One of my favourite parts of the camp was watching children discover that food is much more than something we eat. Food tells stories. It connects us to our culture, our families, our environment, and our health.

Through hands-on activities, nutrition games, food challenges, sensory exploration, and cooking sessions, we introduced children to concepts such as balanced meals, food groups, portion awareness, hydration, and healthy snacking. What could have been a lesson became an experience.

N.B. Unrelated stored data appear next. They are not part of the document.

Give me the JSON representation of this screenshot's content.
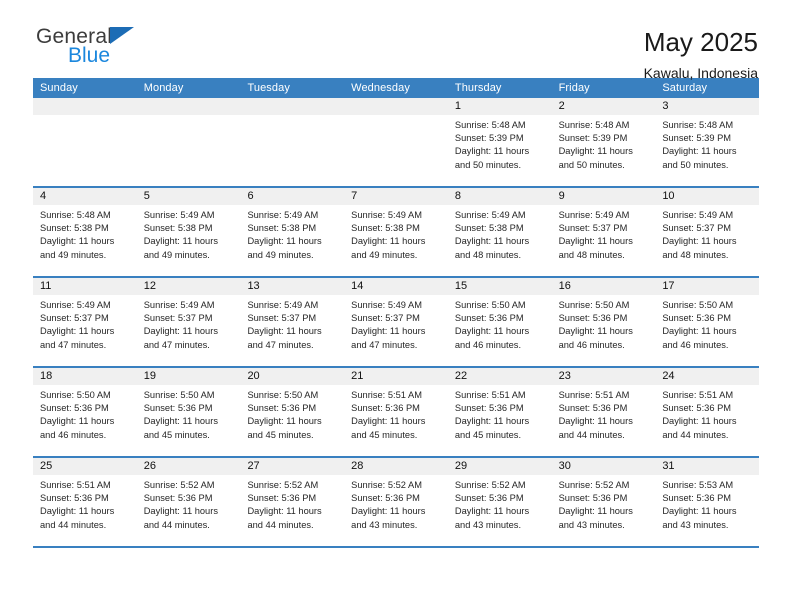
{
  "logo": {
    "part1": "General",
    "part2": "Blue",
    "triangle_color": "#1c6cb5",
    "blue_color": "#1b87dd"
  },
  "header": {
    "title": "May 2025",
    "subtitle": "Kawalu, Indonesia"
  },
  "theme": {
    "accent": "#3980c0",
    "daynum_band": "#f0f0f0",
    "text": "#262626"
  },
  "weekdays": [
    "Sunday",
    "Monday",
    "Tuesday",
    "Wednesday",
    "Thursday",
    "Friday",
    "Saturday"
  ],
  "weeks": [
    {
      "days": [
        {
          "num": "",
          "empty": true,
          "l1": "",
          "l2": "",
          "l3": "",
          "l4": ""
        },
        {
          "num": "",
          "empty": true,
          "l1": "",
          "l2": "",
          "l3": "",
          "l4": ""
        },
        {
          "num": "",
          "empty": true,
          "l1": "",
          "l2": "",
          "l3": "",
          "l4": ""
        },
        {
          "num": "",
          "empty": true,
          "l1": "",
          "l2": "",
          "l3": "",
          "l4": ""
        },
        {
          "num": "1",
          "l1": "Sunrise: 5:48 AM",
          "l2": "Sunset: 5:39 PM",
          "l3": "Daylight: 11 hours",
          "l4": "and 50 minutes."
        },
        {
          "num": "2",
          "l1": "Sunrise: 5:48 AM",
          "l2": "Sunset: 5:39 PM",
          "l3": "Daylight: 11 hours",
          "l4": "and 50 minutes."
        },
        {
          "num": "3",
          "l1": "Sunrise: 5:48 AM",
          "l2": "Sunset: 5:39 PM",
          "l3": "Daylight: 11 hours",
          "l4": "and 50 minutes."
        }
      ]
    },
    {
      "days": [
        {
          "num": "4",
          "l1": "Sunrise: 5:48 AM",
          "l2": "Sunset: 5:38 PM",
          "l3": "Daylight: 11 hours",
          "l4": "and 49 minutes."
        },
        {
          "num": "5",
          "l1": "Sunrise: 5:49 AM",
          "l2": "Sunset: 5:38 PM",
          "l3": "Daylight: 11 hours",
          "l4": "and 49 minutes."
        },
        {
          "num": "6",
          "l1": "Sunrise: 5:49 AM",
          "l2": "Sunset: 5:38 PM",
          "l3": "Daylight: 11 hours",
          "l4": "and 49 minutes."
        },
        {
          "num": "7",
          "l1": "Sunrise: 5:49 AM",
          "l2": "Sunset: 5:38 PM",
          "l3": "Daylight: 11 hours",
          "l4": "and 49 minutes."
        },
        {
          "num": "8",
          "l1": "Sunrise: 5:49 AM",
          "l2": "Sunset: 5:38 PM",
          "l3": "Daylight: 11 hours",
          "l4": "and 48 minutes."
        },
        {
          "num": "9",
          "l1": "Sunrise: 5:49 AM",
          "l2": "Sunset: 5:37 PM",
          "l3": "Daylight: 11 hours",
          "l4": "and 48 minutes."
        },
        {
          "num": "10",
          "l1": "Sunrise: 5:49 AM",
          "l2": "Sunset: 5:37 PM",
          "l3": "Daylight: 11 hours",
          "l4": "and 48 minutes."
        }
      ]
    },
    {
      "days": [
        {
          "num": "11",
          "l1": "Sunrise: 5:49 AM",
          "l2": "Sunset: 5:37 PM",
          "l3": "Daylight: 11 hours",
          "l4": "and 47 minutes."
        },
        {
          "num": "12",
          "l1": "Sunrise: 5:49 AM",
          "l2": "Sunset: 5:37 PM",
          "l3": "Daylight: 11 hours",
          "l4": "and 47 minutes."
        },
        {
          "num": "13",
          "l1": "Sunrise: 5:49 AM",
          "l2": "Sunset: 5:37 PM",
          "l3": "Daylight: 11 hours",
          "l4": "and 47 minutes."
        },
        {
          "num": "14",
          "l1": "Sunrise: 5:49 AM",
          "l2": "Sunset: 5:37 PM",
          "l3": "Daylight: 11 hours",
          "l4": "and 47 minutes."
        },
        {
          "num": "15",
          "l1": "Sunrise: 5:50 AM",
          "l2": "Sunset: 5:36 PM",
          "l3": "Daylight: 11 hours",
          "l4": "and 46 minutes."
        },
        {
          "num": "16",
          "l1": "Sunrise: 5:50 AM",
          "l2": "Sunset: 5:36 PM",
          "l3": "Daylight: 11 hours",
          "l4": "and 46 minutes."
        },
        {
          "num": "17",
          "l1": "Sunrise: 5:50 AM",
          "l2": "Sunset: 5:36 PM",
          "l3": "Daylight: 11 hours",
          "l4": "and 46 minutes."
        }
      ]
    },
    {
      "days": [
        {
          "num": "18",
          "l1": "Sunrise: 5:50 AM",
          "l2": "Sunset: 5:36 PM",
          "l3": "Daylight: 11 hours",
          "l4": "and 46 minutes."
        },
        {
          "num": "19",
          "l1": "Sunrise: 5:50 AM",
          "l2": "Sunset: 5:36 PM",
          "l3": "Daylight: 11 hours",
          "l4": "and 45 minutes."
        },
        {
          "num": "20",
          "l1": "Sunrise: 5:50 AM",
          "l2": "Sunset: 5:36 PM",
          "l3": "Daylight: 11 hours",
          "l4": "and 45 minutes."
        },
        {
          "num": "21",
          "l1": "Sunrise: 5:51 AM",
          "l2": "Sunset: 5:36 PM",
          "l3": "Daylight: 11 hours",
          "l4": "and 45 minutes."
        },
        {
          "num": "22",
          "l1": "Sunrise: 5:51 AM",
          "l2": "Sunset: 5:36 PM",
          "l3": "Daylight: 11 hours",
          "l4": "and 45 minutes."
        },
        {
          "num": "23",
          "l1": "Sunrise: 5:51 AM",
          "l2": "Sunset: 5:36 PM",
          "l3": "Daylight: 11 hours",
          "l4": "and 44 minutes."
        },
        {
          "num": "24",
          "l1": "Sunrise: 5:51 AM",
          "l2": "Sunset: 5:36 PM",
          "l3": "Daylight: 11 hours",
          "l4": "and 44 minutes."
        }
      ]
    },
    {
      "days": [
        {
          "num": "25",
          "l1": "Sunrise: 5:51 AM",
          "l2": "Sunset: 5:36 PM",
          "l3": "Daylight: 11 hours",
          "l4": "and 44 minutes."
        },
        {
          "num": "26",
          "l1": "Sunrise: 5:52 AM",
          "l2": "Sunset: 5:36 PM",
          "l3": "Daylight: 11 hours",
          "l4": "and 44 minutes."
        },
        {
          "num": "27",
          "l1": "Sunrise: 5:52 AM",
          "l2": "Sunset: 5:36 PM",
          "l3": "Daylight: 11 hours",
          "l4": "and 44 minutes."
        },
        {
          "num": "28",
          "l1": "Sunrise: 5:52 AM",
          "l2": "Sunset: 5:36 PM",
          "l3": "Daylight: 11 hours",
          "l4": "and 43 minutes."
        },
        {
          "num": "29",
          "l1": "Sunrise: 5:52 AM",
          "l2": "Sunset: 5:36 PM",
          "l3": "Daylight: 11 hours",
          "l4": "and 43 minutes."
        },
        {
          "num": "30",
          "l1": "Sunrise: 5:52 AM",
          "l2": "Sunset: 5:36 PM",
          "l3": "Daylight: 11 hours",
          "l4": "and 43 minutes."
        },
        {
          "num": "31",
          "l1": "Sunrise: 5:53 AM",
          "l2": "Sunset: 5:36 PM",
          "l3": "Daylight: 11 hours",
          "l4": "and 43 minutes."
        }
      ]
    }
  ]
}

There were sticky fingers, flour-covered tables, enthusiastic taste tests, creative food art, and the occasional recipe that didn't quite go as planned. But those moments often became the best learning opportunities. The children learned problem-solving, teamwork, patience, and confidence alongside nutrition and cooking skills. There was also appreciation for the efforts put into the cooking process and acknowledgment that moms put in a lot of hard work to feed us.


The greatest reward came from the parents and teachers who shared how children were bringing their learning home. They were helping prepare meals, reading food labels, asking for healthier snacks, drinking more water, and teaching siblings what they had learned at Kinder Kitchen.


That is exactly why we created this program.

At Juvenate Wellbeing, our mission has always been to make nutrition education engaging, practical, and accessible for children. Kinder Kitchen brings that vision to life by helping children build a positive relationship with food from an early age.

As summer comes to an end, I look back on weeks filled with energy, curiosity, learning, and countless smiles. We may have taught children about food, cooking, and nutrition science, but they reminded us that the best learning happens when education feels like play.


So, what did you do on your summer vacation?